Expert Judgment, Data, and Ethics: A Cautionary Tale

The experience of a former colleague illustrates that expert judgment is often better than statistical analysis based on bad or insufficient data. It also illustrates the lack of business ethics found in some research firms and the way young analysts can be pressured to do things they shouldn’t. I have every reason to believe the following story is true; names have been changed/withheld to protect both the innocent and the guilty.

My friend Ethan was a young data analyst at an east coast research firm in the early 90’s. He was assigned to work with the firm’s senior partner on a high profile project. A regional telecom company was planning a merger with a neighboring telecom firm and had hired Ethan’s employer to estimate the combined telco’s likely market share post-merger.

This wasn’t a simple matter of adding the two companies’ current customers. The client needed estimates of their future market performance under varying competitive scenarios.
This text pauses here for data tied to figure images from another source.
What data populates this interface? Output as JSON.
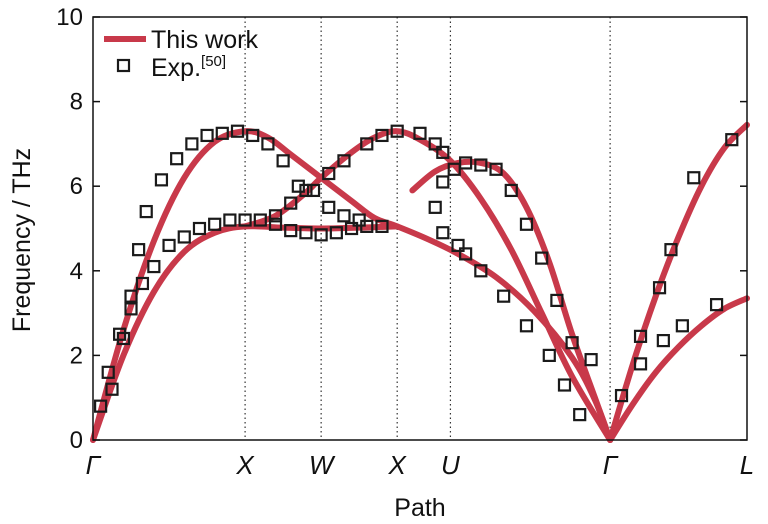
{
  "chart_data": {
    "type": "line",
    "title": "",
    "xlabel": "Path",
    "ylabel": "Frequency / THz",
    "ylim": [
      0,
      10
    ],
    "yticks": [
      0,
      2,
      4,
      6,
      8,
      10
    ],
    "x_range": [
      0,
      8.6
    ],
    "high_symmetry_points": [
      {
        "label": "Γ",
        "x": 0
      },
      {
        "label": "X",
        "x": 2
      },
      {
        "label": "W",
        "x": 3
      },
      {
        "label": "X",
        "x": 4
      },
      {
        "label": "U",
        "x": 4.7
      },
      {
        "label": "Γ",
        "x": 6.8
      },
      {
        "label": "L",
        "x": 8.6
      }
    ],
    "grid": "dotted vertical lines at high-symmetry points",
    "legend_position": "top-left",
    "colors": {
      "calc": "#c8394a",
      "exp": "#1a1a1a"
    },
    "legend": [
      {
        "label": "This work",
        "marker": "line"
      },
      {
        "label": "Exp.",
        "superscript": "[50]",
        "marker": "open-square"
      }
    ],
    "series": [
      {
        "name": "This work",
        "branches": [
          [
            [
              0,
              0
            ],
            [
              0.4,
              2.0
            ],
            [
              0.8,
              3.5
            ],
            [
              1.2,
              4.45
            ],
            [
              1.6,
              4.9
            ],
            [
              2,
              5.05
            ],
            [
              2.5,
              5.02
            ],
            [
              3,
              5.0
            ],
            [
              3.5,
              5.02
            ],
            [
              4,
              5.05
            ]
          ],
          [
            [
              0,
              0
            ],
            [
              0.4,
              2.6
            ],
            [
              0.8,
              4.7
            ],
            [
              1.2,
              6.2
            ],
            [
              1.6,
              7.05
            ],
            [
              2,
              7.3
            ],
            [
              2.3,
              7.15
            ],
            [
              2.6,
              6.75
            ],
            [
              3,
              6.2
            ],
            [
              3.4,
              5.65
            ],
            [
              3.7,
              5.25
            ],
            [
              4,
              5.05
            ],
            [
              4.4,
              4.75
            ],
            [
              4.8,
              4.4
            ],
            [
              5.3,
              3.85
            ],
            [
              5.8,
              3.05
            ],
            [
              6.3,
              1.95
            ],
            [
              6.6,
              0.95
            ],
            [
              6.8,
              0
            ]
          ],
          [
            [
              2,
              5.05
            ],
            [
              2.4,
              5.3
            ],
            [
              2.8,
              5.85
            ],
            [
              3,
              6.2
            ],
            [
              3.4,
              6.8
            ],
            [
              3.7,
              7.15
            ],
            [
              4,
              7.3
            ],
            [
              4.3,
              7.1
            ],
            [
              4.7,
              6.6
            ],
            [
              5.1,
              5.7
            ],
            [
              5.5,
              4.5
            ],
            [
              5.9,
              3.0
            ],
            [
              6.3,
              1.5
            ],
            [
              6.8,
              0
            ]
          ],
          [
            [
              4.2,
              5.9
            ],
            [
              4.5,
              6.35
            ],
            [
              4.8,
              6.55
            ],
            [
              5.1,
              6.55
            ],
            [
              5.4,
              6.3
            ],
            [
              5.7,
              5.5
            ],
            [
              6.0,
              4.2
            ],
            [
              6.3,
              2.5
            ],
            [
              6.6,
              1.0
            ],
            [
              6.8,
              0
            ]
          ],
          [
            [
              6.8,
              0
            ],
            [
              7.1,
              0.85
            ],
            [
              7.4,
              1.6
            ],
            [
              7.7,
              2.2
            ],
            [
              8.0,
              2.7
            ],
            [
              8.3,
              3.1
            ],
            [
              8.6,
              3.35
            ]
          ],
          [
            [
              6.8,
              0
            ],
            [
              7.1,
              1.8
            ],
            [
              7.4,
              3.4
            ],
            [
              7.7,
              4.8
            ],
            [
              8.0,
              6.0
            ],
            [
              8.3,
              6.9
            ],
            [
              8.6,
              7.45
            ]
          ]
        ]
      },
      {
        "name": "Exp.",
        "points": [
          [
            0.1,
            0.8
          ],
          [
            0.2,
            1.6
          ],
          [
            0.35,
            2.5
          ],
          [
            0.5,
            3.1
          ],
          [
            0.65,
            3.7
          ],
          [
            0.8,
            4.1
          ],
          [
            1.0,
            4.6
          ],
          [
            1.2,
            4.8
          ],
          [
            1.4,
            5.0
          ],
          [
            1.6,
            5.1
          ],
          [
            1.8,
            5.2
          ],
          [
            2.0,
            5.2
          ],
          [
            2.2,
            5.2
          ],
          [
            2.4,
            5.1
          ],
          [
            2.6,
            4.95
          ],
          [
            2.8,
            4.9
          ],
          [
            3.0,
            4.85
          ],
          [
            3.2,
            4.9
          ],
          [
            3.4,
            5.0
          ],
          [
            3.6,
            5.05
          ],
          [
            3.8,
            5.05
          ],
          [
            0.25,
            1.2
          ],
          [
            0.4,
            2.4
          ],
          [
            0.5,
            3.4
          ],
          [
            0.6,
            4.5
          ],
          [
            0.7,
            5.4
          ],
          [
            0.9,
            6.15
          ],
          [
            1.1,
            6.65
          ],
          [
            1.3,
            7.0
          ],
          [
            1.5,
            7.2
          ],
          [
            1.7,
            7.25
          ],
          [
            1.9,
            7.3
          ],
          [
            2.1,
            7.2
          ],
          [
            2.3,
            7.0
          ],
          [
            2.5,
            6.6
          ],
          [
            2.7,
            6.0
          ],
          [
            2.9,
            5.9
          ],
          [
            3.1,
            5.5
          ],
          [
            3.3,
            5.3
          ],
          [
            3.5,
            5.2
          ],
          [
            2.4,
            5.3
          ],
          [
            2.6,
            5.6
          ],
          [
            2.8,
            5.9
          ],
          [
            3.1,
            6.3
          ],
          [
            3.3,
            6.6
          ],
          [
            3.6,
            7.0
          ],
          [
            3.8,
            7.2
          ],
          [
            4.0,
            7.3
          ],
          [
            4.3,
            7.25
          ],
          [
            4.5,
            7.0
          ],
          [
            4.6,
            6.8
          ],
          [
            4.5,
            5.5
          ],
          [
            4.6,
            4.9
          ],
          [
            4.8,
            4.6
          ],
          [
            4.9,
            4.4
          ],
          [
            5.1,
            4.0
          ],
          [
            5.4,
            3.4
          ],
          [
            5.7,
            2.7
          ],
          [
            6.0,
            2.0
          ],
          [
            6.2,
            1.3
          ],
          [
            6.4,
            0.6
          ],
          [
            4.6,
            6.1
          ],
          [
            4.75,
            6.4
          ],
          [
            4.9,
            6.55
          ],
          [
            5.1,
            6.5
          ],
          [
            5.3,
            6.4
          ],
          [
            5.5,
            5.9
          ],
          [
            5.7,
            5.1
          ],
          [
            5.9,
            4.3
          ],
          [
            6.1,
            3.3
          ],
          [
            6.3,
            2.3
          ],
          [
            6.55,
            1.9
          ],
          [
            6.95,
            1.05
          ],
          [
            7.2,
            1.8
          ],
          [
            7.5,
            2.35
          ],
          [
            7.75,
            2.7
          ],
          [
            8.2,
            3.2
          ],
          [
            7.2,
            2.45
          ],
          [
            7.45,
            3.6
          ],
          [
            7.6,
            4.5
          ],
          [
            7.9,
            6.2
          ],
          [
            8.4,
            7.1
          ]
        ]
      }
    ]
  }
}
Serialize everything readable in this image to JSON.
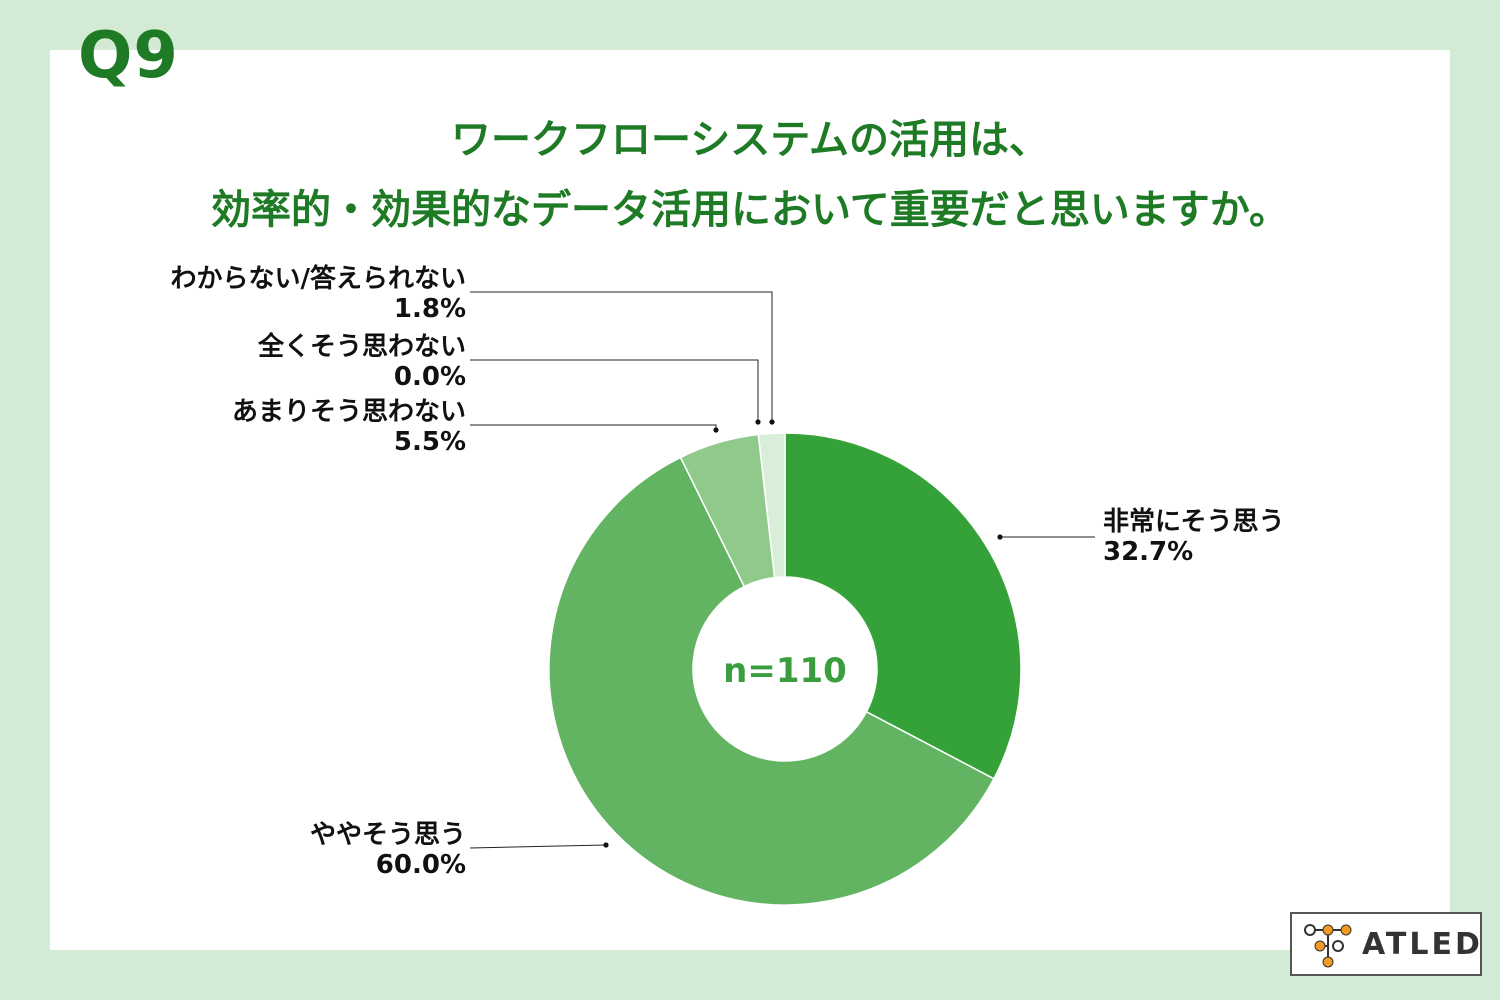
{
  "question_number": "Q9",
  "title_lines": [
    "ワークフローシステムの活用は、",
    "効率的・効果的なデータ活用において重要だと思いますか。"
  ],
  "chart_data": {
    "type": "pie",
    "donut": true,
    "center_label": "n=110",
    "start": "top",
    "direction": "clockwise",
    "slices": [
      {
        "label": "非常にそう思う",
        "value": 32.7,
        "value_label": "32.7%",
        "color": "#35a139"
      },
      {
        "label": "ややそう思う",
        "value": 60.0,
        "value_label": "60.0%",
        "color": "#62b463"
      },
      {
        "label": "あまりそう思わない",
        "value": 5.5,
        "value_label": "5.5%",
        "color": "#8fca8b"
      },
      {
        "label": "全くそう思わない",
        "value": 0.0,
        "value_label": "0.0%",
        "color": "#bfe0bc"
      },
      {
        "label": "わからない/答えられない",
        "value": 1.8,
        "value_label": "1.8%",
        "color": "#d9eed8"
      }
    ]
  },
  "colors": {
    "background": "#d3ead5",
    "panel": "#ffffff",
    "title": "#1e7a25"
  },
  "logo": {
    "text": "ATLED"
  }
}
Ethan worked with the senior partner to craft a solid research design. At its center was a survey of a large, representative sample of customers and prospects in several states. Unfortunately, the client balked at the price tag. More unfortunately (albeit predictably), the senior partner agreed to a fee substantially below the original budget. Since he was unwilling to reduce his profit, the only way to cut costs was by dramatically reducing the sample size for the surveys. It should be noted that this particular client was unsophisticated enough to not even require confidence intervals.

So my friend executed the study with woefully inadequate data. When the analysis was complete, he took the results to the senior partner for review.

This is how the meeting went according to Ethan:

“He flipped through the draft report, shook his head, and muttered that it was all wrong. He took a pen and began annotating the pages with what he believed the correct market shares would be. Then he handed the report back to me and told me to work with our statistician and come up with results similar to the numbers he had just written down.”

Ethan knew what he was being asked to do was wrong, but lacked the confidence to push back. The senior partner had been a professional market researcher for 30 years and had an excellent reputation in the industry. Ethan, on the other hand, was a year out of grad school with a large student debt and an eight-month old son to feed. So he want to the firm’s statistician.

The way Ethan tells it, the statistician, for whom Ethan had tremendous respect, was obviously uncomfortable but also unwilling to stand up to the senior partner. So, through a combination of selective outlier elimination, creative weighting, and good old-fashioned making shit up, they created a path from the raw data to the answer they wanted. The client was pleased, the jerry-rigged results were submitted to the FCC in support of the client’s merger application, and everyone lived happily ever after. Except for Ethan, who feels guilty about it to this day.

Sample size is small

The irony of course, is that the fake results (or, more to the point, the intuition of the senior partner who made them up) were undoubtedly more accurate than the actual results of the study. The senior partner, while unethical, knew the industry.